Erbschaftssteuern gibt es in der Schweiz durchaus – sogar in 24 der 26 Kantonen (ausgenommen Obwalden und Schwyz), in 23 Kantonen werden Schenkungssteuern eingehoben. Die Einnahmen daraus beliefen sich 2022 (letzte verfügbare Daten der Kantone) auf rund 1,4 Milliarden Franken.

Vor zehn Jahren hat die Schweiz schon einmal über die Einführung einer landesweiten Erbschaftssteuer abgestimmt – mit einer überdeutlichen Ablehnung: 71,7 Prozent wollten davon nichts wissen.

Abstimmung über Gemeinschaftsdienst 

Wäre schon diese Woche abgestimmt worden, hätte sich für die Schweiz eine Sensation ergeben: Dann nämlich hätten sich die Schweizerinnen und Schweizer laut Umfragen mit knapper (relativer) Mehrheit von 48 Prozent für die  Service-Citoyen-Initiative entschieden: Demnach wären nicht nur Männer, sondern auch Frauen dienstpflichtig. Das müsste für die Frauen aber nicht im Militär sein, sondern dieser Dienst an der Allgemeinheit könnte in Form „eines anderen, gleichwertigen Milizdienstes erfolgen“, heißt es in der Initiative. Am besten kommt dieses Volksbegehren laut Umfragen bei Wählern und Wählerinnen der Grünen  an.

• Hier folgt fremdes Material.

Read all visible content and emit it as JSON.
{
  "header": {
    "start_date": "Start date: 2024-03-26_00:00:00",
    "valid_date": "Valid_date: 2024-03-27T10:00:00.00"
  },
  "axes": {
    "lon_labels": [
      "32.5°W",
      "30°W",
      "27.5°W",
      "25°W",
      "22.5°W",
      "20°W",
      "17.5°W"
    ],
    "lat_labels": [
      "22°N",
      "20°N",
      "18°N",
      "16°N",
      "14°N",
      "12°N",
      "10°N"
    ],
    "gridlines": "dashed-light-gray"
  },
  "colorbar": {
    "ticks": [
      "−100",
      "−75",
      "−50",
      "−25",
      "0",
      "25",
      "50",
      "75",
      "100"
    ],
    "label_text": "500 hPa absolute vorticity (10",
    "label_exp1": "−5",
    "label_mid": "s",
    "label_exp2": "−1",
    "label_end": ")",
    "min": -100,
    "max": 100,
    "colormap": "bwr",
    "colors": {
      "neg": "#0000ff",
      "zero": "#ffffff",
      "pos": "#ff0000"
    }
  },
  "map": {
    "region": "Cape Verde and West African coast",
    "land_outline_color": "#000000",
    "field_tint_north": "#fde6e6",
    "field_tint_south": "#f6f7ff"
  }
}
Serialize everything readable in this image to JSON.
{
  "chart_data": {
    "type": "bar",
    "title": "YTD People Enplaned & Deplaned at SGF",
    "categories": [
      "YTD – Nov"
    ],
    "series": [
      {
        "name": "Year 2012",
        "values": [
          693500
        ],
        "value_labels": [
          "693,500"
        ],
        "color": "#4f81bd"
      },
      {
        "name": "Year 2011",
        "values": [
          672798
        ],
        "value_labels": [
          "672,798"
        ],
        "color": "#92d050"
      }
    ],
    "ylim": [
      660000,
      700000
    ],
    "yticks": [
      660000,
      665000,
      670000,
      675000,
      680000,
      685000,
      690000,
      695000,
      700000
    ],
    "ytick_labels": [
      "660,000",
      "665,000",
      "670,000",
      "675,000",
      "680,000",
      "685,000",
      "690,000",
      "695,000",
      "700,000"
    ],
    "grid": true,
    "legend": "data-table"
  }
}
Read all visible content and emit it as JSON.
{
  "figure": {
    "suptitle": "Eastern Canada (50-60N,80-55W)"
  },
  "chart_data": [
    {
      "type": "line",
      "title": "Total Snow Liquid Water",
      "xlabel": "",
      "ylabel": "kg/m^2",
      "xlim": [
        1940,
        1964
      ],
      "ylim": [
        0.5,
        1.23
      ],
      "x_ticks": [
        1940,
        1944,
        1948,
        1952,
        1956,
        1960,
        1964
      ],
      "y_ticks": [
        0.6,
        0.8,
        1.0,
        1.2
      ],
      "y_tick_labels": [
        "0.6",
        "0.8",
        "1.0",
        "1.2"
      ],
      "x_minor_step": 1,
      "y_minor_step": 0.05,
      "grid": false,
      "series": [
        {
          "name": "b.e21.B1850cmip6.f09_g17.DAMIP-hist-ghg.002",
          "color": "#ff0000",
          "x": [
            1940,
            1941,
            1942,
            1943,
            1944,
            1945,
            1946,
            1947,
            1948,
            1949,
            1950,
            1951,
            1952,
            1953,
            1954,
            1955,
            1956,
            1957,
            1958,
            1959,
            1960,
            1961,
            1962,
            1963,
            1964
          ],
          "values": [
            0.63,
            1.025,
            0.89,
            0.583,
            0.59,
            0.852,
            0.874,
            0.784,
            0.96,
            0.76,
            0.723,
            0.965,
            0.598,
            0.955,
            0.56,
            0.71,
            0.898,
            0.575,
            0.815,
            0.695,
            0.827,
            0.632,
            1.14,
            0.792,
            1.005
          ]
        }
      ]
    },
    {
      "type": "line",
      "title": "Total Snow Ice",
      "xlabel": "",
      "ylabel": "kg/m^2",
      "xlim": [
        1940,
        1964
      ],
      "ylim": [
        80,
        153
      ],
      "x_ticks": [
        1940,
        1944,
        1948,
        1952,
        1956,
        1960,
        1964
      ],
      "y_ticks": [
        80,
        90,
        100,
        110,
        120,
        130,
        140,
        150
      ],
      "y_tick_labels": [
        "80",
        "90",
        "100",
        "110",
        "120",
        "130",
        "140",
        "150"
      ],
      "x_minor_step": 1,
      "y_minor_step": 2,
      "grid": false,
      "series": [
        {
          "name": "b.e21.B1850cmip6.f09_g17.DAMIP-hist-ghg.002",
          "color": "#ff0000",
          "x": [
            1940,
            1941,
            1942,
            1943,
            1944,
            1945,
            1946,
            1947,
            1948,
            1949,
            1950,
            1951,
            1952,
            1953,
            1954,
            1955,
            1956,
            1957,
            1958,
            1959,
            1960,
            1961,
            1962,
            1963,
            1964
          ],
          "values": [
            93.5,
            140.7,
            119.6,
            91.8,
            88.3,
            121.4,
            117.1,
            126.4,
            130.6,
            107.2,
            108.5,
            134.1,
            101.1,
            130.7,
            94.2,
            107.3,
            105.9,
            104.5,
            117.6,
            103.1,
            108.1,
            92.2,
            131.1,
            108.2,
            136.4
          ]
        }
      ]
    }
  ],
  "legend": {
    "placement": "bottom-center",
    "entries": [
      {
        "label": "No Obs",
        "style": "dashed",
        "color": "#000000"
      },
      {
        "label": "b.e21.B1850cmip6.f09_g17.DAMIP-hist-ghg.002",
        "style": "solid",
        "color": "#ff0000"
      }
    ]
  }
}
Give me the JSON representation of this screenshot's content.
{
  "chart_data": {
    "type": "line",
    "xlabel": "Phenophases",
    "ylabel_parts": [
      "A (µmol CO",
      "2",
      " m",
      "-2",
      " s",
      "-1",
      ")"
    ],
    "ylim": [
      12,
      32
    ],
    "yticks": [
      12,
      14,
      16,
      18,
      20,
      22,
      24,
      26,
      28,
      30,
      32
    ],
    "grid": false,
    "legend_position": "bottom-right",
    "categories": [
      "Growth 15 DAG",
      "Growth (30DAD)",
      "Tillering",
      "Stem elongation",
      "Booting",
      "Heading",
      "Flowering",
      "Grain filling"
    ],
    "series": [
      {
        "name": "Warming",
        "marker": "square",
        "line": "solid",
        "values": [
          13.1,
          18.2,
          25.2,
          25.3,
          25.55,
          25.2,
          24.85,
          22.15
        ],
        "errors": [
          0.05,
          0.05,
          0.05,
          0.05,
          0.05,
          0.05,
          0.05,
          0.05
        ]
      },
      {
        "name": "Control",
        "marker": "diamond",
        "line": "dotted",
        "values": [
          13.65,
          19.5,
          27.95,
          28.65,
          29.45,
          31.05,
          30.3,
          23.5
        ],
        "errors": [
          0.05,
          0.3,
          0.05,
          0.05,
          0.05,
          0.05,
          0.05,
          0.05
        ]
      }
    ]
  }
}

Doch die Erfahrung bei den vier Mal jährlich stattfindenden Volksabstimmungen in der Schweiz zeigt: Je intensiver sich die  Bevölkerung mit den Themen befasst, umso stärker schwindet die anfängliche Zustimmung für – ungewöhnliche – Initiativen. Abgestimmt wird über die Service-Citoyen-Initiative erst am 30. November. Bis dahin könnte das knappe mehrheitliche „Ja“ verschwunden sein.